Ahora pasa por allí una amplia carretera que conduce a la terminal de cargas de la estación de Zizkov. El muro que separaba el cementerio de la alberca fue demolido. De sus orillas han desaparecido las casitas y aquel acogedor restaurante en el que, al concluir sus funestos ritos, se sentaban los obreros del cementerio para chocar sus vasos alegremente Aquí, ya todo está cambiado y es extraño para mí. De niño venía a este lugar casi a diario.

Una vez, una joven desdichada intentó ahogarse aquí. La sacaron del viscoso pantano casi en seguida. Tenía en el pelo los sucios mechones verdes de las algas. La alberca no la había aceptado, simplemente. ¿Qué tenía que ver un amor desgraciado con su pestilente quietud?

Si alguna vez hubiese encontrado en el polvo de un camino una reluciente alhaja, no me habría sobrasaltado tanto como el día aquel en que vi en el agua de la alberca un pececito dorado. Sabe Dios cómo habría llegado hasta allí. Lo debía de estar pasando muy mal. En el agua pululaban las dafnias, que los aficionados a los acuarios venían a coger allí con unas menudas redes. Por lo visto, así fue como el pez dorado, que llegó a quitarme el sueño, había ido a parar a la alberca.

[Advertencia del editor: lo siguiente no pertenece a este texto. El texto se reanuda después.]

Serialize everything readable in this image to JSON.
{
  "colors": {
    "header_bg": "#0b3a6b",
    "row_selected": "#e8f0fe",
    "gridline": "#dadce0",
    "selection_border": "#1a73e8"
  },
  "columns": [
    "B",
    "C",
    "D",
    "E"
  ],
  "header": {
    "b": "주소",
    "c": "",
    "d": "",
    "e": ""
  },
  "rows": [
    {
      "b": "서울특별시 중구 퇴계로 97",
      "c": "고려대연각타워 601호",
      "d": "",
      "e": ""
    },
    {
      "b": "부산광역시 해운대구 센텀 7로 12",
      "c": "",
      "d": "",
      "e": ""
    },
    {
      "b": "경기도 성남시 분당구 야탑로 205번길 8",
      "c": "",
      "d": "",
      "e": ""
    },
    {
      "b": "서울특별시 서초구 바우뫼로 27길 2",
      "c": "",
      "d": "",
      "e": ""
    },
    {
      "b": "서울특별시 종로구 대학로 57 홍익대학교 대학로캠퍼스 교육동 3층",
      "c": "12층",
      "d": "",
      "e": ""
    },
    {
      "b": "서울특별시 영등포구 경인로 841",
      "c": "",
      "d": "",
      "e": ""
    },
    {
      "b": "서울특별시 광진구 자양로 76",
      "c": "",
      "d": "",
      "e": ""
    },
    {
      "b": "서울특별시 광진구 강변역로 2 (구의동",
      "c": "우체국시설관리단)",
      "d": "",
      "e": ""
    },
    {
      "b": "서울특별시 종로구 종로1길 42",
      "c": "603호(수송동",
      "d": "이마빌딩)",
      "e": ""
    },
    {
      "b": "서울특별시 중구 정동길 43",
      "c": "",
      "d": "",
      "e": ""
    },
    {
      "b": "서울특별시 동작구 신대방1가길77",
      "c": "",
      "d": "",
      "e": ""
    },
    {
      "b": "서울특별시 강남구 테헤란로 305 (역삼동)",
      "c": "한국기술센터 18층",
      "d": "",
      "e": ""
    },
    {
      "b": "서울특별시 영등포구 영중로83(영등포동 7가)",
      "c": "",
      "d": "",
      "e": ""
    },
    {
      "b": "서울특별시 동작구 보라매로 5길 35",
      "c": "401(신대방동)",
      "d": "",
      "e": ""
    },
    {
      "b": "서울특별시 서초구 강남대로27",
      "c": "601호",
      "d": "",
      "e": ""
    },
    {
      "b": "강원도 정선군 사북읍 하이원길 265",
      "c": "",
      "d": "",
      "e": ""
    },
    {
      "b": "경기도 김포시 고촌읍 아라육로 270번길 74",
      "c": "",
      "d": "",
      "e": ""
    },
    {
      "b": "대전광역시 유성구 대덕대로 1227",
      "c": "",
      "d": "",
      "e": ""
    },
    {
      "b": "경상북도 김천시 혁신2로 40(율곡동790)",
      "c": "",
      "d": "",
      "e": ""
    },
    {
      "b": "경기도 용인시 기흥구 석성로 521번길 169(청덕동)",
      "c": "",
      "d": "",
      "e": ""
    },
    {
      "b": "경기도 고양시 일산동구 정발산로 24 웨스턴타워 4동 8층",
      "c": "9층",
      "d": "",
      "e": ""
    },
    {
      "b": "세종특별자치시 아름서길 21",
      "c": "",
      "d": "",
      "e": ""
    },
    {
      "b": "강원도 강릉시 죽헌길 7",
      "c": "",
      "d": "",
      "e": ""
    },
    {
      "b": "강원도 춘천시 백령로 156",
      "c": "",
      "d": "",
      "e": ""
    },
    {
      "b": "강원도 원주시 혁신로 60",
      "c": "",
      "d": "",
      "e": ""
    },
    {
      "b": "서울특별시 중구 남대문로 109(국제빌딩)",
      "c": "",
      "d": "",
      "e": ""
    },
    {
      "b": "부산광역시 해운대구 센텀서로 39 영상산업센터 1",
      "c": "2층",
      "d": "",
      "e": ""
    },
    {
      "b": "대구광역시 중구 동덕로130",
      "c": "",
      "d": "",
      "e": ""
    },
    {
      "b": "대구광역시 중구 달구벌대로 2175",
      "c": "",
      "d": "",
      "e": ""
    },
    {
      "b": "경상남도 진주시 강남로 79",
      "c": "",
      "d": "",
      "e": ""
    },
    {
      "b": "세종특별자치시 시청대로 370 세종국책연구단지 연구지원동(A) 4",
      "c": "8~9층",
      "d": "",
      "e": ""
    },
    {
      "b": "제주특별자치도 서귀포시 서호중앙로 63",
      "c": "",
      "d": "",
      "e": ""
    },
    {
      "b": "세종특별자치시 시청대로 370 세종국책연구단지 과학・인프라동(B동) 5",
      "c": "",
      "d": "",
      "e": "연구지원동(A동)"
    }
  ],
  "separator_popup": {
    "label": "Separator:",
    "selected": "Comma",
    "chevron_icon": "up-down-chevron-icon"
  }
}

A unos pasos de la alberca se encontraba el chalet de Olsan, famoso hasta ahora, de St. K. Neumann. Estaba lo suficientemente lejos para que sus habitantes no sintiesen el hedor del agua putrefacta, pero no tanto como para que no oyesen por la noche los conciertos de las ranas. Como es lógico, fue años más tarde cuando me acerqué a la tapia del chalet para echar una mirada de curiosidad a su jardín silvestre. Sucedió en la época en que yo paseaba bordeando la alberca pero sin prestarle apenas atención.

Durante el curso quinto o sexto, en el gimnasio de Zizkov nos impartía clases el profesor Entlicher. Era especialista en filología clásica, pero también conocía bien los filósofos orientales y, además, cosa que no supimos comprender entonces, traducía baratas novelas policíacas, de ínfima calidad. También vertió al checo, para el editor Hunek, las novelas de aventuras de Salgari. Era solterón, un poco ridículo, y vivía cerca del gimnasio, junto con su madre. A veces, si hacía buen tiempo, cerraba el texto de latín y, en lugar de examinarnos, nos describía plástica, pintoresca y verídicamente la vida en la Roma antigua. Aquello era increíblemente apasionante. En su juventud había sido amigo de Gellner y el poeta le dedicó este epigrama:

Fue de joven un gran esnob y en misántropo se convirtió.